'UK voters value honesty most in political leaders'
The UCL Constitution Unit are conducting a major study of public attitudes to democracy in the UK that sheds new light on what matters most to voters
London: As pressure mounts on the UK prime minister, Boris Johnson, members of his party are considering their options. Should they topple him or keep him? Those who want him out fear that the public will not forgive the string of alleged social events held in Downing Street while the rest of the country lived under strict COVID lockdowns. Their anger may cost the Conservatives dearly at the next election. Those who are hesitating do so because Johnson had been such an electoral success story before this scandal.
The UCL Constitution Unit are conducting a major study of public attitudes to democracy in the UK that sheds new light on what matters most to voters. Latest findings from a large-scale survey of the UK population conducted last Summer suggest Conservative MPs are right to be concerned about the fallout of “partygate”. Integrity is extremely important to voters. It is in fact valued above all other traits in a politician.
When asked about a range of characteristics that politicians should have, “being honest” came top. This was followed by “owning up when they make mistakes”. “Getting things done” and “being inspiring” were far behind.
Johnson has a trademark tactic – seen repeatedly at Prime Minister’s Questions – of batting away critics by saying he is focused on delivering the people’s priorities. When asked about any potentially questionable behaviour or incidents, he insists that members of the public care more about “getting Brexit done” than it does about anything else.
However, findings suggest otherwise. When respondents were asked to “imagine that a future prime minister has to choose between acting honestly and delivering the policy that most people want”, 71 per cent chose honesty and only 16 per cent delivery. When we asked whether respondents agreed more that “healthy democracy requires that politicians always act within the rules” or that “healthy democracy means getting things done, even if that sometimes requires politicians to break the rules”, 75 per cent chose the former and just 6 per cent the latter.
It is worth repeating that these findings come from the summer – before the Owen Paterson affair and “partygate”. They are not knee-jerk reactions to short-term headlines. The vast majority of voters expect politicians to act honestly and follow the rules.
Limiting power at the very top
Another less obvious but equally important pattern emerged from our findings. Voters do not want power to be unduly concentrated in the hands of the prime minister and their government. Many favour at least somewhat greater powers for parliament – 45 per cent think MPs should decide what the House of Commons debates, against 30 per cent who think the prime minister or government should do so.
Even more clearly, and perhaps surprisingly, most want judges to constrain ministers too. We asked respondents to “imagine there is a dispute over whether the government has the legal authority to decide a particular matter on its own or whether it needs parliament’s approval”, and to consider how the dispute should be settled. Most (51 per cent) said it should be settled by judges and only 27 per cent chose government ministers or politicians in parliament. When asked about whether judges should play a role in resolving whether a new law violates rights. Depending on the rights that we asked about, between 65 per cent and 77 per cent of respondents said that the courts should have their current powers under the Human Rights Act or even be given stronger powers to strike down laws directly.

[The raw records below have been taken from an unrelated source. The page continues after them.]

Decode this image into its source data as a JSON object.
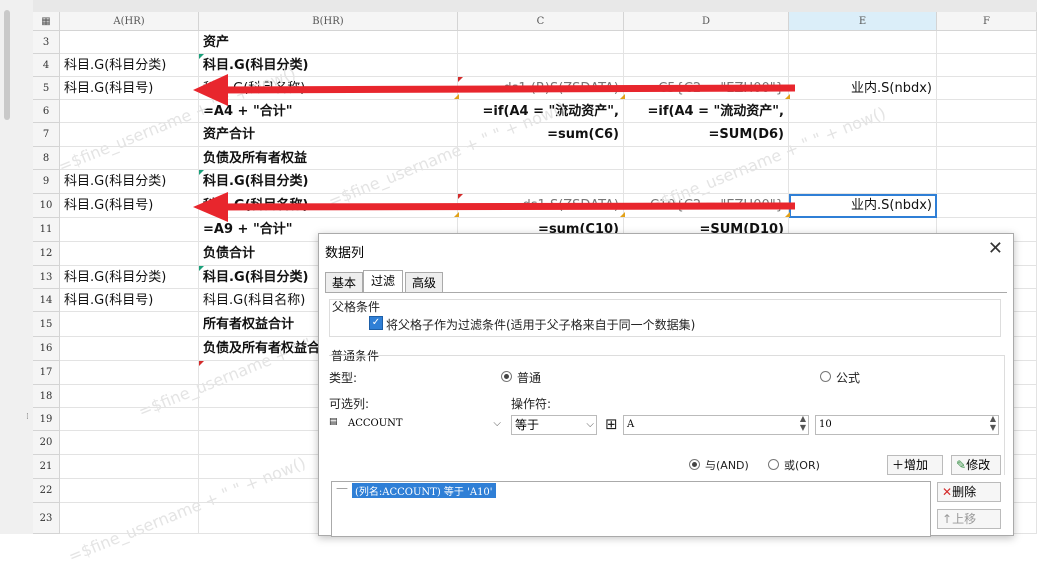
{
  "columns": {
    "a": "A(HR)",
    "b": "B(HR)",
    "c": "C",
    "d": "D",
    "e": "E",
    "f": "F"
  },
  "rows": {
    "r3": {
      "n": "3",
      "b": "资产"
    },
    "r4": {
      "n": "4",
      "a": "科目.G(科目分类)",
      "b": "科目.G(科目分类)"
    },
    "r5": {
      "n": "5",
      "a": "科目.G(科目号)",
      "b": "科目.G(科目名称)",
      "c": "ds1.(R)S(ZSDATA)",
      "d": "C5{C2 = \"EZH00\"}",
      "e": "业内.S(nbdx)"
    },
    "r6": {
      "n": "6",
      "b": "=A4 + \"合计\"",
      "c": "=if(A4 = \"流动资产\",",
      "d": "=if(A4 = \"流动资产\","
    },
    "r7": {
      "n": "7",
      "b": "资产合计",
      "c": "=sum(C6)",
      "d": "=SUM(D6)"
    },
    "r8": {
      "n": "8",
      "b": "负债及所有者权益"
    },
    "r9": {
      "n": "9",
      "a": "科目.G(科目分类)",
      "b": "科目.G(科目分类)"
    },
    "r10": {
      "n": "10",
      "a": "科目.G(科目号)",
      "b": "科目.G(科目名称)",
      "c": "ds1.S(ZSDATA)",
      "d": "C10{C2 = \"EZH00\"}",
      "e": "业内.S(nbdx)"
    },
    "r11": {
      "n": "11",
      "b": "=A9 + \"合计\"",
      "c": "=sum(C10)",
      "d": "=SUM(D10)"
    },
    "r12": {
      "n": "12",
      "b": "负债合计"
    },
    "r13": {
      "n": "13",
      "a": "科目.G(科目分类)",
      "b": "科目.G(科目分类)"
    },
    "r14": {
      "n": "14",
      "a": "科目.G(科目号)",
      "b": "科目.G(科目名称)"
    },
    "r15": {
      "n": "15",
      "b": "所有者权益合计"
    },
    "r16": {
      "n": "16",
      "b": "负债及所有者权益合计"
    },
    "r17": {
      "n": "17"
    },
    "r18": {
      "n": "18"
    },
    "r19": {
      "n": "19"
    },
    "r20": {
      "n": "20"
    },
    "r21": {
      "n": "21"
    },
    "r22": {
      "n": "22"
    },
    "r23": {
      "n": "23"
    }
  },
  "watermark": "=$fine_username + \" \" + now()",
  "dialog": {
    "title": "数据列",
    "tabs": [
      "基本",
      "过滤",
      "高级"
    ],
    "parent_group": "父格条件",
    "parent_checkbox": "将父格子作为过滤条件(适用于父子格来自于同一个数据集)",
    "normal_group": "普通条件",
    "type_label": "类型:",
    "type_normal": "普通",
    "type_formula": "公式",
    "column_label": "可选列:",
    "operator_label": "操作符:",
    "column_value": "ACCOUNT",
    "operator_value": "等于",
    "value_a": "A",
    "value_b": "10",
    "and_label": "与(AND)",
    "or_label": "或(OR)",
    "add_label": "增加",
    "modify_label": "修改",
    "delete_label": "删除",
    "moveup_label": "上移",
    "condition": "(列名:ACCOUNT) 等于 'A10'"
  },
  "arrow_color": "#e8262d"
}
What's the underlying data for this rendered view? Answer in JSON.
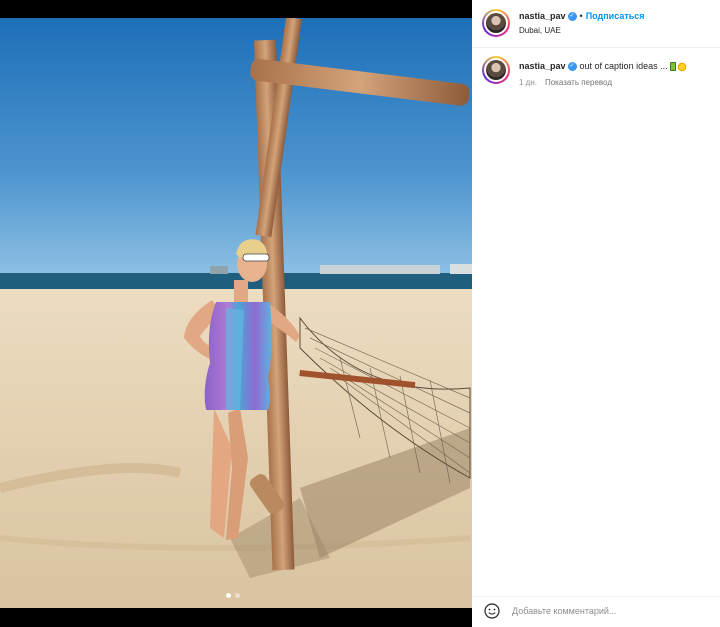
{
  "post": {
    "username": "nastia_pav",
    "follow_label": "Подписаться",
    "location": "Dubai, UAE",
    "separator": "•"
  },
  "caption": {
    "username": "nastia_pav",
    "text": "out of caption ideas ...",
    "emoji": [
      "battery-icon",
      "sun-icon"
    ],
    "time": "1 дн.",
    "translate_label": "Показать перевод"
  },
  "comment": {
    "placeholder": "Добавьте комментарий...",
    "emoji_icon": "smile-icon"
  },
  "carousel": {
    "count": 2,
    "active": 1
  },
  "colors": {
    "accent": "#0095f6",
    "verified": "#3897f0",
    "text": "#262626",
    "muted": "#8e8e8e"
  }
}
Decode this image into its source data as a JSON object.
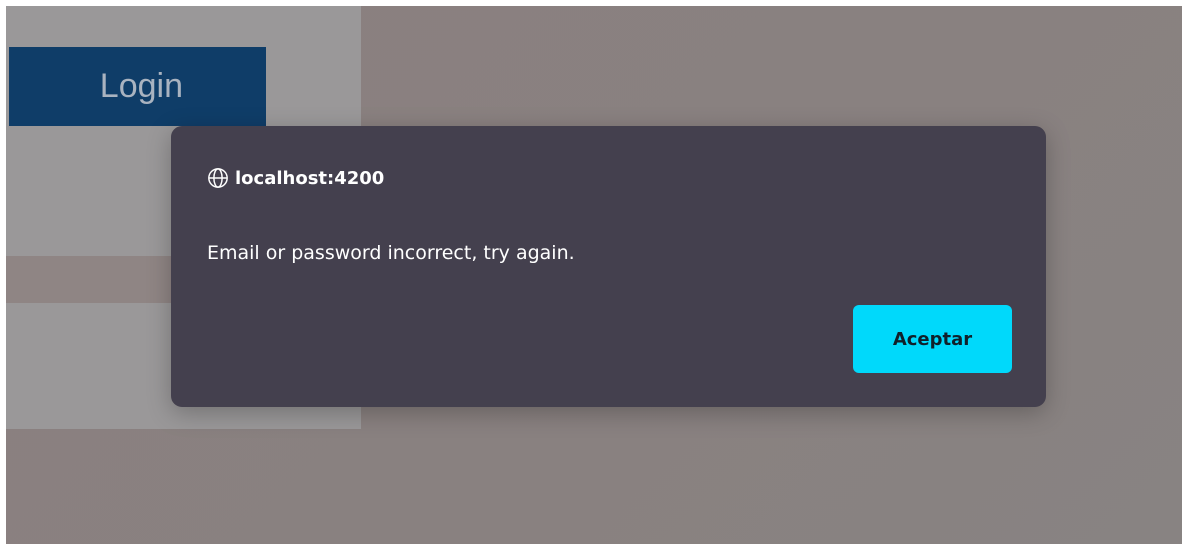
{
  "login_panel": {
    "header_label": "Login"
  },
  "dialog": {
    "origin": "localhost:4200",
    "origin_icon": "globe-icon",
    "message": "Email or password incorrect, try again.",
    "accept_label": "Aceptar"
  },
  "colors": {
    "dialog_background": "#44404e",
    "accept_button": "#00d9fb",
    "login_header": "#0f3d68"
  }
}
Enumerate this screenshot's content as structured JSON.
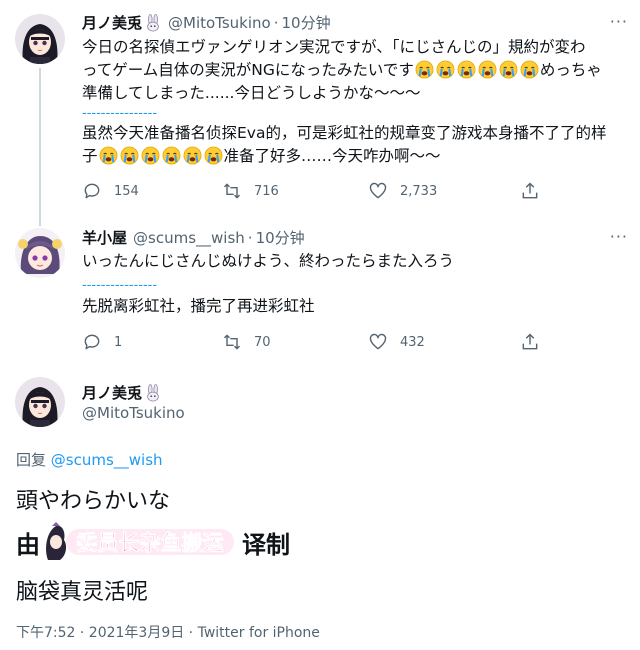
{
  "tweet1": {
    "name": "月ノ美兎",
    "handle": "@MitoTsukino",
    "dot": "·",
    "time": "10分钟",
    "more": "···",
    "jp_line1": "今日の名探偵エヴァンゲリオン実況ですが、「にじさんじの」規約が変わ",
    "jp_line2a": "ってゲーム自体の実況がNGになったみたいです",
    "jp_line2b": "めっちゃ",
    "jp_line3": "準備してしまった......今日どうしようかな〜〜〜",
    "separator": "----------------",
    "cn_line1": "虽然今天准备播名侦探Eva的，可是彩虹社的规章变了游戏本身播不了了的样",
    "cn_line2a": "子",
    "cn_line2b": "准备了好多……今天咋办啊〜〜",
    "replies": "154",
    "retweets": "716",
    "likes": "2,733"
  },
  "tweet2": {
    "name": "羊小屋",
    "handle": "@scums__wish",
    "dot": "·",
    "time": "10分钟",
    "more": "···",
    "jp_line": "いったんにじさんじぬけよう、終わったらまた入ろう",
    "separator": "----------------",
    "cn_line": "先脱离彩虹社，播完了再进彩虹社",
    "replies": "1",
    "retweets": "70",
    "likes": "432"
  },
  "tweet3": {
    "name": "月ノ美兎",
    "handle": "@MitoTsukino",
    "reply_prefix": "回复",
    "reply_mention": "@scums__wish",
    "jp_text": "頭やわらかいな",
    "watermark_pre": "由",
    "watermark_logo": "委员长杂鱼搬运",
    "watermark_post": "译制",
    "cn_text": "脑袋真灵活呢",
    "meta": "下午7:52 · 2021年3月9日 · Twitter for iPhone"
  },
  "colors": {
    "text": "#0f1419",
    "secondary": "#536471",
    "link": "#1d9bf0",
    "thread_line": "#cfd9de",
    "watermark_pink": "#e0408a"
  }
}
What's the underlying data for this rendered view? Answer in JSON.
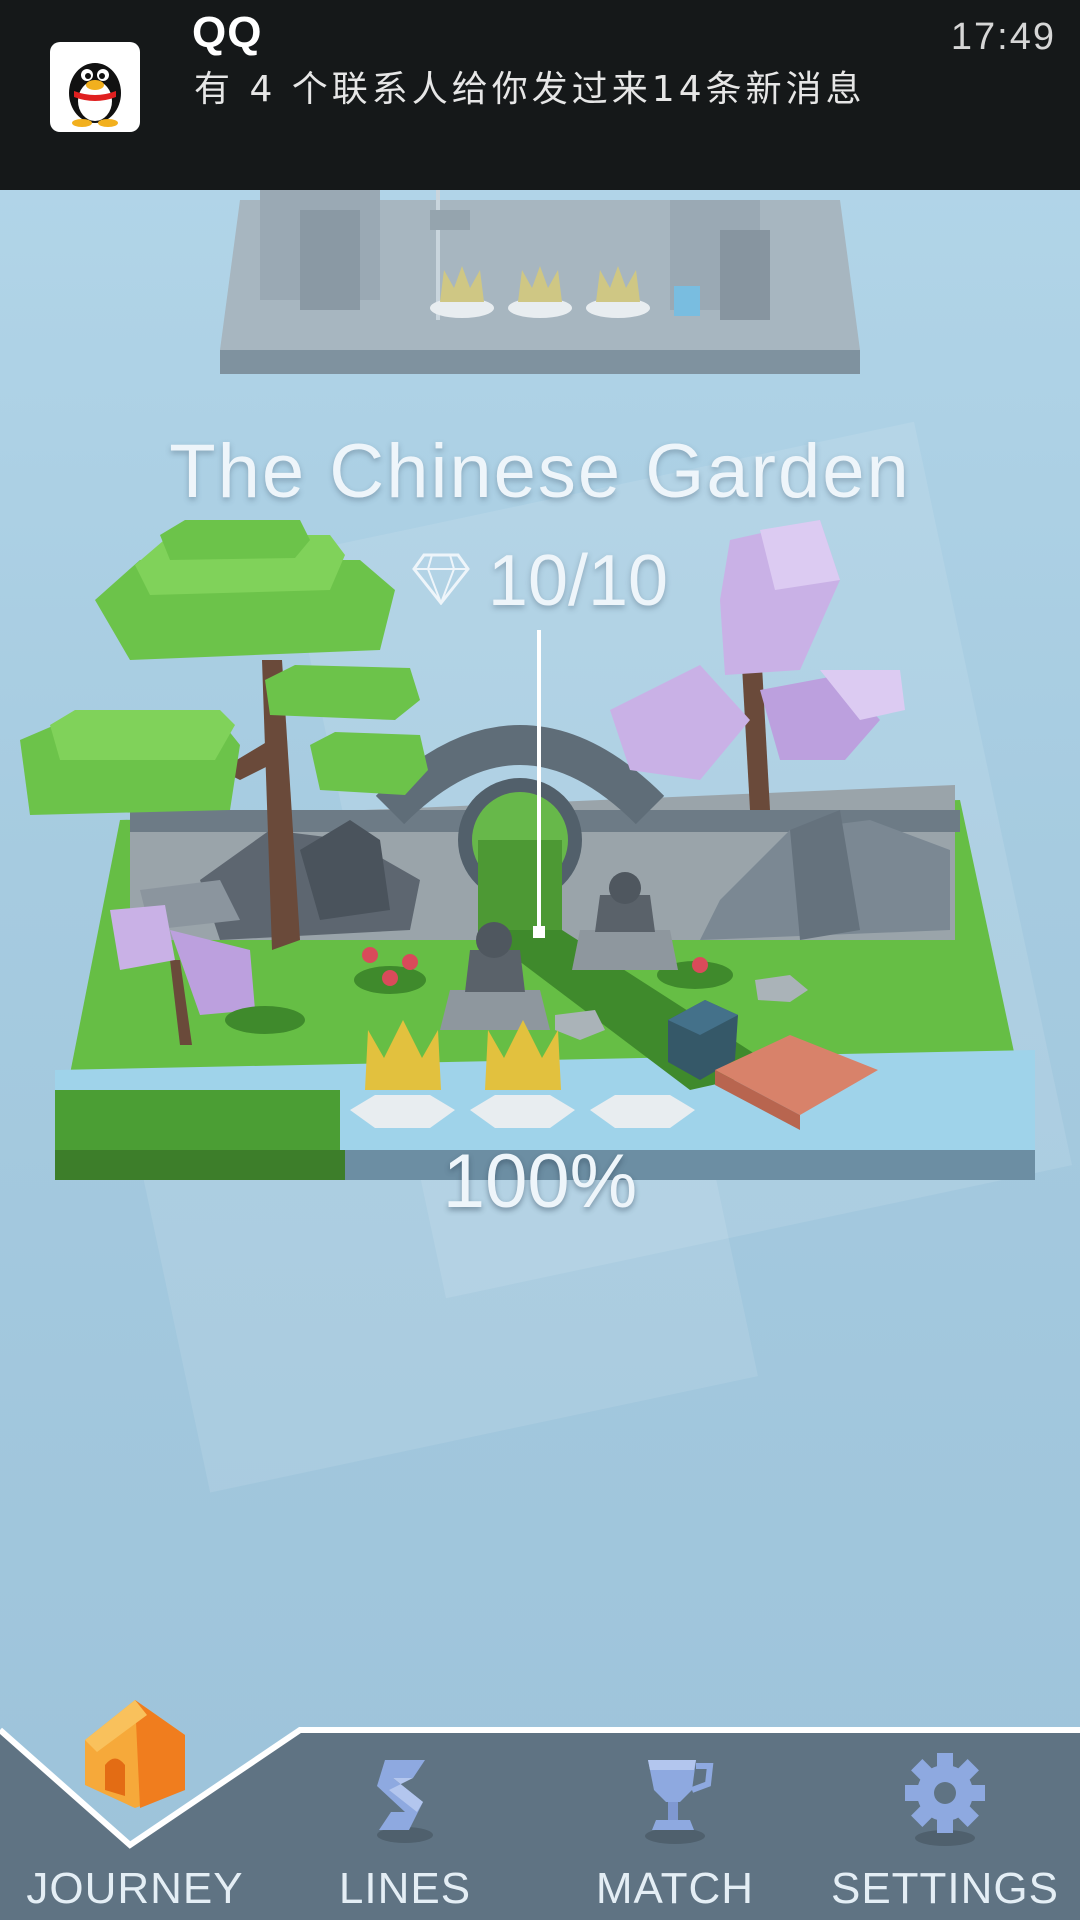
{
  "notification": {
    "app_name": "QQ",
    "message": "有 4 个联系人给你发过来14条新消息",
    "time": "17:49",
    "icon": "qq-penguin-icon"
  },
  "level": {
    "title": "The Chinese Garden",
    "gems": "10/10",
    "gem_icon": "diamond-icon",
    "progress_text": "100%",
    "crowns_earned": 2,
    "crowns_total": 3
  },
  "nav": {
    "items": [
      {
        "label": "JOURNEY",
        "icon": "home-icon",
        "active": true
      },
      {
        "label": "LINES",
        "icon": "lines-icon",
        "active": false
      },
      {
        "label": "MATCH",
        "icon": "trophy-icon",
        "active": false
      },
      {
        "label": "SETTINGS",
        "icon": "gear-icon",
        "active": false
      }
    ]
  },
  "colors": {
    "background": "#a9cde2",
    "nav_bar": "#5f7383",
    "accent_home": "#f59a23",
    "crown_gold": "#e2c13e",
    "grass": "#6cc34a",
    "blossom": "#c9b1e6"
  }
}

A large majority also said that civil servants should be “neutral and permanent government employees” rather than “appointed by the government of the day”. And most respondents thought that someone who had previously said the BBC should be neutral in its reporting could be a suitable candidate for BBC chair, but that someone who had said the BBC should be less critical of government could not.
The reason for these answers appears clear: most people don’t trust politicians, and they trust the politicians closest to power least. They therefore welcome limits on what those in power can do.
The study is investigating public attitudes to democracy not only through surveys, but also through a citizens’ assembly, which shows whether people think the same or differently once they have thought and learnt about the issues in depth. The full results of the Citizens’ Assembly on Democracy in the UK will be published in the spring. But initial findings fit the survey responses closely. Assembly members said “we feel dissatisfied with how democracy is working in the UK today because there is a lack of honesty and integrity in politics”. By large majorities, they favoured greater powers for parliament and the courts vis-à-vis the executive.
However the current ructions in the Conservative Party pan out in the coming weeks, those in power should be clear: people in the UK expect their leaders to act with integrity – and they expect a system of checks and balances on executive power to be maintained. A leader who violates these principles harms him or herself and damages confidence in democracy.